(Padre Carlos)
Há decisões administrativas que parecem frias no papel, mas revelam, na essência, a temperatura humana de quem governa. Suspender a cobrança da Tarifa de Pós-Utilização da Zona Azul não é apenas um ato burocrático. É um gesto político. E, mais do que isso, é um gesto de escuta.
Em tempos de desconfiança generalizada na política brasileira, quando o cidadão se sente frequentemente esmagado por taxas, multas e regras incompreensíveis, a atitude da prefeita Sheila Lemos sinaliza algo que anda raro: sensibilidade administrativa.
Governar não é apenas aplicar decretos; é interpretar o pulso da cidade. E Vitória da Conquista tem pulso forte. É uma cidade de trabalhadores, comerciantes, consumidores que atravessam o centro com pressa, mães que param o carro para levar o filho ao médico, idosos que vão ao banco, jovens que circulam pelo comércio. Cada vaga de estacionamento carrega histórias anônimas. Cada cobrança mal compreendida gera indignação silenciosa.
A Tarifa de Pós-Utilização nasceu como alternativa educativa, uma tentativa de evitar multas graves imediatas. A intenção parecia justa. Mas a prática revelou falhas. Determinações não cumpridas pela concessionária, insatisfações populares, reclamações do comércio. E foi nesse ponto que a liderança se revelou.
Há uma diferença entre governar com rigidez e governar com cuidado. A suspensão por tempo indeterminado demonstra algo profundamente feminino no exercício do poder: a disposição de ouvir antes de insistir. O diálogo com entidades como a CDL e a Acevic, os ajustes já realizados — ampliação do tempo de permanência, redução de valores, cancelamento de cobranças — mostram que não se trata de teimosia administrativa, mas de responsabilidade pública.

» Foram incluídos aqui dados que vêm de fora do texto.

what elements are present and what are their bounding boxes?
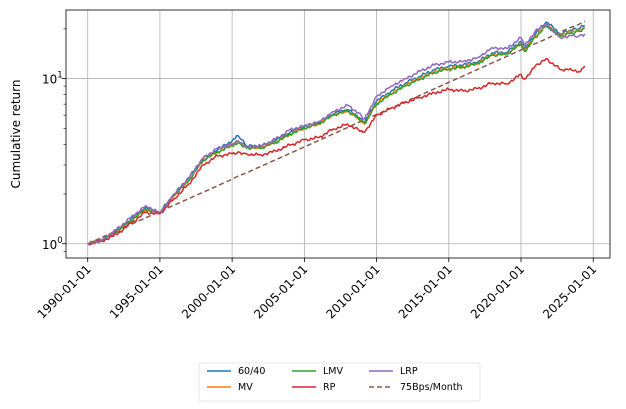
y-tick-label: 101 [42,71,63,87]
legend-label: RP [323,382,336,393]
legend-label: 75Bps/Month [400,382,463,393]
series-line-lrp [87,22,586,245]
y-axis-ticks: 100 101 [42,28,66,252]
legend-label: LMV [323,366,343,377]
y-tick-label: 100 [42,236,63,252]
legend-label: 60/40 [238,366,265,377]
plot-area-frame [65,9,611,259]
legend-label: MV [238,382,253,393]
series-line-rp [87,57,586,246]
y-axis-label: Cumulative return [9,80,23,189]
legend-label: LRP [400,366,418,377]
grid-lines [66,10,610,258]
legend: 60/40 MV LMV RP LRP 75Bps/Month [198,362,481,402]
legend-box [198,362,481,402]
series-lines [87,20,586,246]
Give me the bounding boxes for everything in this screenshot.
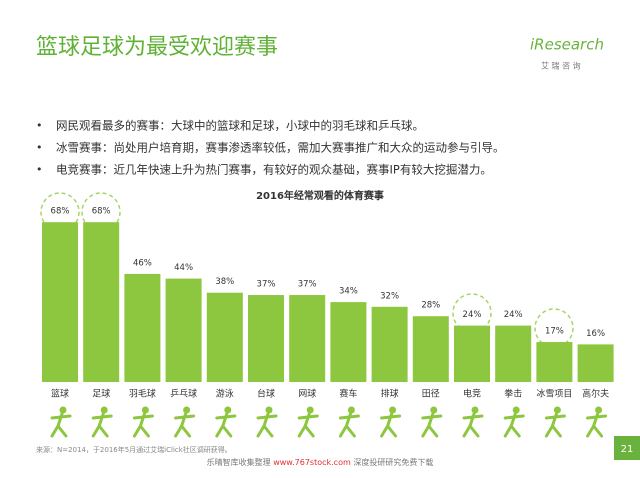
bullet-dot: • [36, 141, 43, 154]
category-label: 网球 [298, 388, 316, 400]
sport-icon-head [59, 406, 67, 414]
category-label: 羽毛球 [129, 388, 156, 400]
bar [536, 342, 573, 382]
sport-icon-body [544, 412, 566, 438]
sport-icon-head [512, 406, 520, 414]
sport-icon-head [347, 406, 355, 414]
chart-title: 2016年经常观看的体育赛事 [256, 189, 384, 202]
sport-icon-body [132, 412, 154, 438]
sport-icon-body [338, 412, 360, 438]
bar [165, 278, 202, 382]
value-label: 24% [463, 310, 482, 320]
sport-icon-body [586, 412, 608, 438]
bar [83, 222, 120, 382]
logo-sub: 艾 瑞 咨 询 [541, 61, 581, 71]
category-label: 高尔夫 [582, 388, 609, 400]
bar [495, 325, 532, 382]
sport-icon-head [553, 406, 561, 414]
category-label: 足球 [92, 388, 110, 400]
value-label: 32% [380, 291, 399, 301]
sport-icon-head [265, 406, 273, 414]
sport-icon-body [297, 412, 319, 438]
bullet-dot: • [36, 163, 43, 176]
footer-suffix: 深度投研研究免费下载 [351, 457, 434, 467]
value-label: 28% [421, 301, 440, 311]
category-label: 电竞 [463, 388, 481, 400]
bar [330, 302, 367, 382]
value-label: 38% [215, 277, 234, 287]
bar [454, 325, 490, 382]
value-label: 46% [133, 258, 152, 268]
value-label: 34% [339, 287, 358, 297]
category-label: 田径 [422, 388, 440, 400]
sport-icon-head [430, 406, 438, 414]
category-label: 拳击 [504, 388, 522, 400]
bar [206, 292, 243, 382]
bar [577, 344, 614, 382]
sport-icon-body [91, 412, 113, 438]
bar-chart: 68% 篮球 68% 足球 46% 羽毛球 44% 乒乓球 38% 游泳 37% 台球 37% 网球 34%… [42, 207, 614, 438]
value-label: 44% [174, 263, 193, 273]
category-label: 冰雪项目 [536, 388, 572, 400]
sport-icon-body [215, 412, 237, 438]
source: 来源：N=2014，于2016年5月通过艾瑞iClick社区调研获得。 [36, 445, 232, 454]
footer-prefix: 乐晴智库收集整理 [207, 457, 274, 467]
value-label: 17% [545, 327, 564, 337]
sport-icon-body [256, 412, 278, 438]
sport-icon-head [389, 406, 397, 414]
value-label: 68% [51, 207, 70, 217]
bullet-text: 冰雪赛事：尚处用户培育期，赛事渗透率较低，需加大赛事推广和大众的运动参与引导。 [56, 141, 505, 155]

Boa gestão pública não é aquela que jamais erra. É aquela que corrige o rumo quando percebe o desalinho. Transparência, responsabilidade administrativa e respeito aos usuários não podem ser apenas palavras em nota oficial; precisam se traduzir em decisões concretas. E foi isso que ocorreu.
Há um simbolismo forte quando uma prefeitura exige relatório detalhado da empresa concessionária e determina o cumprimento imediato das novas diretrizes. Isso comunica à população que o poder concedente não está submisso ao poder econômico. A autoridade pública reafirma seu papel fiscalizador.
Em uma cidade do porte de Vitória da Conquista, onde o comércio é vital para a economia local e o estacionamento rotativo organiza o fluxo urbano, decisões sobre Zona Azul não são pequenas. Elas tocam diretamente o bolso do cidadão e o funcionamento da cidade. Suspender a cobrança, diante de inconsistências, é reconhecer que o interesse coletivo deve prevalecer sobre qualquer contrato.
E talvez aqui esteja o ponto mais relevante: política com escuta gera confiança. Confiança gera estabilidade. Estabilidade fortalece a cidade.
O gesto da prefeita não resolve todos os problemas urbanos. Mas envia uma mensagem poderosa: o governo municipal está atento. Está disposto a rever. Está aberto ao diálogo. E, num Brasil marcado por polarizações e radicalismos, isso não é pouco.
Vitória da Conquista precisa de gestão técnica, sim. Precisa de planejamento urbano, equilíbrio fiscal, responsabilidade administrativa. Mas precisa também de humanidade na condução das decisões.
Porque cidade não é apenas asfalto, decreto e arrecadação. Cidade é gente.
E quando o poder público aprende a ouvir a voz que vem das ruas — dos comerciantes, dos motoristas, dos trabalhadores — ele deixa de ser distante e passa a ser parceiro.
Governar é administrar.
Mas, antes de tudo, governar é cuidar.